A conservatory of Ldotter blogs.

Wednesday, March 19, 2008

John McWhorter. . .

. . .is a solid thinker and writer as far as I can tell. Though, I admit, I haven't read enough of his work to say so with any authority. In fact, I'm not even sure that I have the credentials to make that judgment. I'll leave that to others to decide and give my opinion anyway, since that doesn't require credentials of any kind.

Reading his piece in the New York Sun today, I have to confess to having a little trouble picking up what he was putting down. But, as I drew closer to the end, it struck me as a fairly uncritical way of saying that, indeed, it is a black thing, and I wouldn't understand.

The key to me was the following passage:
"If this is just political hardball, I get it. But I sense more to it. America prides itself on being ready for a black president lately. Well, in hearing Reverend Wright's agitprop as performance rather than hate speech, Barack Obama is black indeed — in a way other than the uninteresting one of melanin. Yet I see this as irrelevant to how he would run the country."

The passage indicates that one of the things that determines a person's "blackness" is whether or not that person perceives the language and tone of Jeremiah Wright's sermons as largely "schtick" or raw vitriol intended to incite anger and hatred among his parishioners toward their government and whites in general.

He seems to conclude that Obama's ability to discern the difference is part of what makes him truly "black", and that his own ability to do the same permits him to continue to support the idea of an Obama presidency. He also seems to conclude that whether or not America at large can draw that distinction will decide whether or not it will ever have a black president.
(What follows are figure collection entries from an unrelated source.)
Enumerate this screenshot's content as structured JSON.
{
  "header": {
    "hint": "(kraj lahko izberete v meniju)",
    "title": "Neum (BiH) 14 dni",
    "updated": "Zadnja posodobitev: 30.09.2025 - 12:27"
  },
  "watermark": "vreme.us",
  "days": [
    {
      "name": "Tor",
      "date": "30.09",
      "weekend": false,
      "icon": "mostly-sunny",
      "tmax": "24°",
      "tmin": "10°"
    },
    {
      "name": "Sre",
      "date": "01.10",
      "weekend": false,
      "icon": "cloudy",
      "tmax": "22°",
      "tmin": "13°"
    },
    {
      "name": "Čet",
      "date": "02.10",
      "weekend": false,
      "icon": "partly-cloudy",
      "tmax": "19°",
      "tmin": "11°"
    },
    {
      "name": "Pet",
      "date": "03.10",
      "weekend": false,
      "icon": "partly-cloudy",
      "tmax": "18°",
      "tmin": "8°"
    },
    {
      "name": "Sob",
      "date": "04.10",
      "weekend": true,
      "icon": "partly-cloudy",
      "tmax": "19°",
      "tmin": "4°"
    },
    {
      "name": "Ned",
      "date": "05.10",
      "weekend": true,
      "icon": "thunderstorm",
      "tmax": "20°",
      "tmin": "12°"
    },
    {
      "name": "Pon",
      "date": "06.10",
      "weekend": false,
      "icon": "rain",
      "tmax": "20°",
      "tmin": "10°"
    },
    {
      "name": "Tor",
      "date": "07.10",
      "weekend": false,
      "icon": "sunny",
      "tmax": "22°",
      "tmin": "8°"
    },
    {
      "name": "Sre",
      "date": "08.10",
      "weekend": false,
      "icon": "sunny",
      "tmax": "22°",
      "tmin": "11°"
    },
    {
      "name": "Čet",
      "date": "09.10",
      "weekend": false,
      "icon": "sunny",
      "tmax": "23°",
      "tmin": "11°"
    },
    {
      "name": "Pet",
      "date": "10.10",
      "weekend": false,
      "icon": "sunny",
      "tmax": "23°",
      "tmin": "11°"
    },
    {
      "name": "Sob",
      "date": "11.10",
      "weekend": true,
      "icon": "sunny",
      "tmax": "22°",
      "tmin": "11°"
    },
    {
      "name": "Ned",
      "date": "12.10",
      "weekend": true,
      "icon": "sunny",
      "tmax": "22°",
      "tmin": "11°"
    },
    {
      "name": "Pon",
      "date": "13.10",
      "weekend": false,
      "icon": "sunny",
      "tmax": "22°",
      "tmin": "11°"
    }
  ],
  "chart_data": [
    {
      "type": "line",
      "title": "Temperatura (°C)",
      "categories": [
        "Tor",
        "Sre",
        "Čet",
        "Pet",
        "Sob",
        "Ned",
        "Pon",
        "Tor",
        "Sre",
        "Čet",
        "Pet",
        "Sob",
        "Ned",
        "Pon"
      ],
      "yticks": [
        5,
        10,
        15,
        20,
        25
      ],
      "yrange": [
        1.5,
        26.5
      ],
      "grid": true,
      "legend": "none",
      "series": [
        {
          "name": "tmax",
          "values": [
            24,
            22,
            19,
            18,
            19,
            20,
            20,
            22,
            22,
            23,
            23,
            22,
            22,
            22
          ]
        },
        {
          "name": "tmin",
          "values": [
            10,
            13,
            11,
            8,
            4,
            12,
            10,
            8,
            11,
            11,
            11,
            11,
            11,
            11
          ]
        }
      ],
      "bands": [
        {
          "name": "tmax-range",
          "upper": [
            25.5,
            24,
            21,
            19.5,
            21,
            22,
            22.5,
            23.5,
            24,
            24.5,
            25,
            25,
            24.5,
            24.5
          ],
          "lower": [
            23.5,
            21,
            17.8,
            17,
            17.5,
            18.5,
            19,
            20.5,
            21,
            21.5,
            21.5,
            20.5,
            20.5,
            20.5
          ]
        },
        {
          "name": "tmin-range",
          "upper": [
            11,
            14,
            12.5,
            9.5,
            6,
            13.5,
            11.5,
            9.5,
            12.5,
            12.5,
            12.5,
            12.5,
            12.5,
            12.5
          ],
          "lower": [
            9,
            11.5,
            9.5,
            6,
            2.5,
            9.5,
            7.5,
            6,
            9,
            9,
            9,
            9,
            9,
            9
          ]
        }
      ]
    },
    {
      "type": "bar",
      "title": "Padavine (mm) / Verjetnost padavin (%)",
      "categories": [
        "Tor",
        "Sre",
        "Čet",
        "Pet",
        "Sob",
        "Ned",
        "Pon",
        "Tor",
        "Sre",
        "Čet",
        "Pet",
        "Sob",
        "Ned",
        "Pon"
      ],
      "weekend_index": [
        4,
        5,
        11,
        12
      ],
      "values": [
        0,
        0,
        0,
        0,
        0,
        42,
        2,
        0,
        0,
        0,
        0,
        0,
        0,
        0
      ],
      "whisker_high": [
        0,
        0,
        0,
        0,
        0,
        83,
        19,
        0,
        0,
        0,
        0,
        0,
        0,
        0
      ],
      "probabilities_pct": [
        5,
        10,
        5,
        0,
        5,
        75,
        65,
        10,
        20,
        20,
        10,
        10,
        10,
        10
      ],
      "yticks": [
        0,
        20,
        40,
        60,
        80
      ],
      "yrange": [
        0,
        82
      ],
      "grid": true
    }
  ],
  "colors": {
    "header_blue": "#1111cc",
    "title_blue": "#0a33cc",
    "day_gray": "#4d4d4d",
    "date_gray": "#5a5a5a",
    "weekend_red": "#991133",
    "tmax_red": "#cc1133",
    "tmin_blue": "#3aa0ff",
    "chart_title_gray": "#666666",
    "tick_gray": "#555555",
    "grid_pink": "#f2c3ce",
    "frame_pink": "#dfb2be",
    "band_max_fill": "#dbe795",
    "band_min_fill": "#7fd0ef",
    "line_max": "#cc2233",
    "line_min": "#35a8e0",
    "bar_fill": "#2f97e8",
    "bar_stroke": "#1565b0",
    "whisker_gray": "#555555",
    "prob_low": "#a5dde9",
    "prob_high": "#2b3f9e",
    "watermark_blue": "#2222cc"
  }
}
My only answer to that would be to say that Americans of every hue are perfectly capable of drawing that distinction, though not all. And, many of those who can draw the distinction aren't willing to do so for one simple reason: that even if it is pure showmanship, there are some performances that need to be decried, and Barack Obama's failure to do so when confronted with the performance is a sign that, when faced with the choice of standing up for the honor of the country he seeks to lead, or acquiescing to pressures placed upon him by his community to maintain his authenticity, he's left a lot of room for doubt as to which path he'll choose.